Rethinking PCA Through Duality
This work offers incremental improvements in PCA methodology, potentially benefiting machine learning practitioners by enhancing optimization and robustness in dimensionality reduction.
The paper revisits principal component analysis (PCA) by connecting it to self-attention and the difference-of-convex framework, providing new theoretical insights and algorithms, including a kernelizable dual formulation for robust PCA with l1 deviation minimization, and empirically compares them with state-of-the-art methods.

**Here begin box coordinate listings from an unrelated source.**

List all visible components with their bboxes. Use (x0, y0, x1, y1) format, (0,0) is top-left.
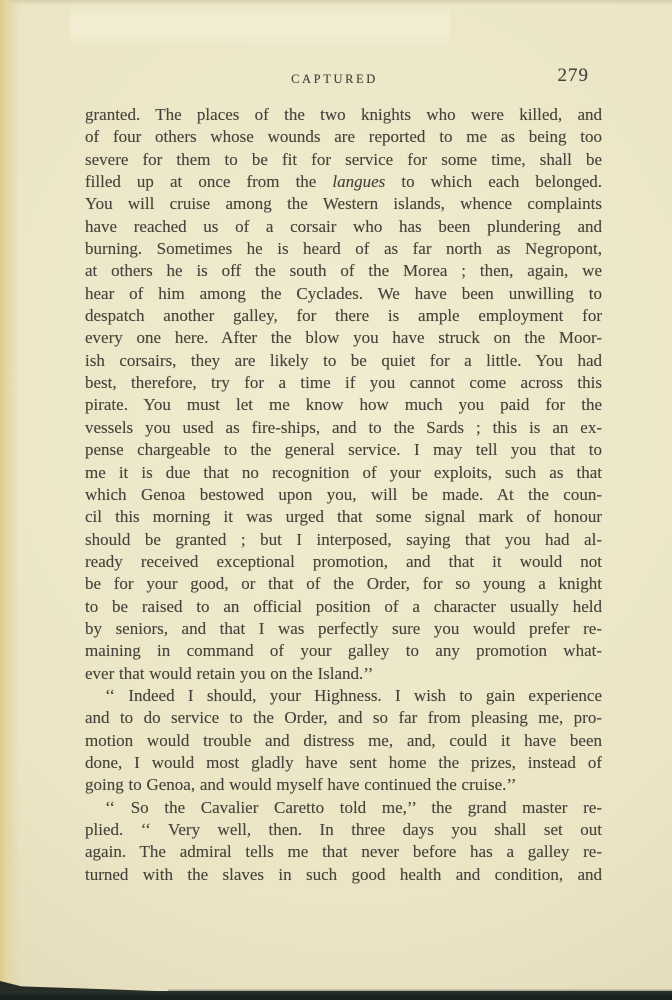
text-line: best, therefore, try for a time if you c… (85, 372, 602, 394)
text-line: have reached us of a corsair who has bee… (85, 216, 602, 238)
text-line: again. The admiral tells me that never b… (85, 841, 602, 863)
text-line: plied. ‘‘ Very well, then. In three days… (85, 819, 602, 841)
text-line: maining in command of your galley to any… (85, 640, 602, 662)
text-line: You will cruise among the Western island… (85, 193, 602, 215)
text-line: granted. The places of the two knights w… (85, 104, 602, 126)
text-line: which Genoa bestowed upon you, will be m… (85, 484, 602, 506)
text-line: cil this morning it was urged that some … (85, 506, 602, 528)
text-line: to be raised to an official position of … (85, 596, 602, 618)
text-line: despatch another galley, for there is am… (85, 305, 602, 327)
text-line: motion would trouble and distress me, an… (85, 730, 602, 752)
page-header: CAPTURED 279 (85, 66, 602, 92)
running-header-title: CAPTURED (76, 72, 593, 87)
text-line: pirate. You must let me know how much yo… (85, 394, 602, 416)
text-line: severe for them to be fit for service fo… (85, 149, 602, 171)
text-line: and to do service to the Order, and so f… (85, 707, 602, 729)
page-left-edge-shading (0, 0, 22, 1000)
text-line: going to Genoa, and would myself have co… (85, 774, 602, 796)
text-line: done, I would most gladly have sent home… (85, 752, 602, 774)
text-line: me it is due that no recognition of your… (85, 462, 602, 484)
book-page-scan: CAPTURED 279 granted. The places of the … (0, 0, 672, 1000)
scan-bottom-border (0, 991, 672, 1000)
italic-word: langues (332, 172, 385, 191)
text-line: ready received exceptional promotion, an… (85, 551, 602, 573)
text-line: turned with the slaves in such good heal… (85, 864, 602, 886)
text-line: filled up at once from the langues to wh… (85, 171, 602, 193)
text-line: ish corsairs, they are likely to be quie… (85, 350, 602, 372)
text-line: ‘‘ So the Cavalier Caretto told me,’’ th… (85, 797, 602, 819)
text-line: be for your good, or that of the Order, … (85, 573, 602, 595)
text-line: vessels you used as fire-ships, and to t… (85, 417, 602, 439)
text-line: hear of him among the Cyclades. We have … (85, 283, 602, 305)
text-line: ever that would retain you on the Island… (85, 663, 602, 685)
text-line: by seniors, and that I was perfectly sur… (85, 618, 602, 640)
text-line: should be granted ; but I interposed, sa… (85, 529, 602, 551)
text-line: of four others whose wounds are reported… (85, 126, 602, 148)
body-text: granted. The places of the two knights w… (85, 104, 602, 886)
page-number: 279 (558, 65, 590, 87)
text-line: every one here. After the blow you have … (85, 327, 602, 349)
text-line: burning. Sometimes he is heard of as far… (85, 238, 602, 260)
text-line: ‘‘ Indeed I should, your Highness. I wis… (85, 685, 602, 707)
text-line: pense chargeable to the general service.… (85, 439, 602, 461)
text-line: at others he is off the south of the Mor… (85, 260, 602, 282)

Motivated by the recently shown connection between self-attention and (kernel) principal component analysis (PCA), we revisit the fundamentals of PCA. Using the difference-of-convex (DC) framework, we present several novel formulations and provide new theoretical insights. In particular, we show the kernelizability and out-of-sample applicability for a PCA-like family of problems. Moreover, we uncover that simultaneous iteration, which is connected to the classical QR algorithm, is an instance of the difference-of-convex algorithm (DCA), offering an optimization perspective on this longstanding method. Further, we describe new algorithms for PCA and empirically compare them with state-of-the-art methods. Lastly, we introduce a kernelizable dual formulation for a robust variant of PCA that minimizes the $l_1$ deviation of the reconstruction errors.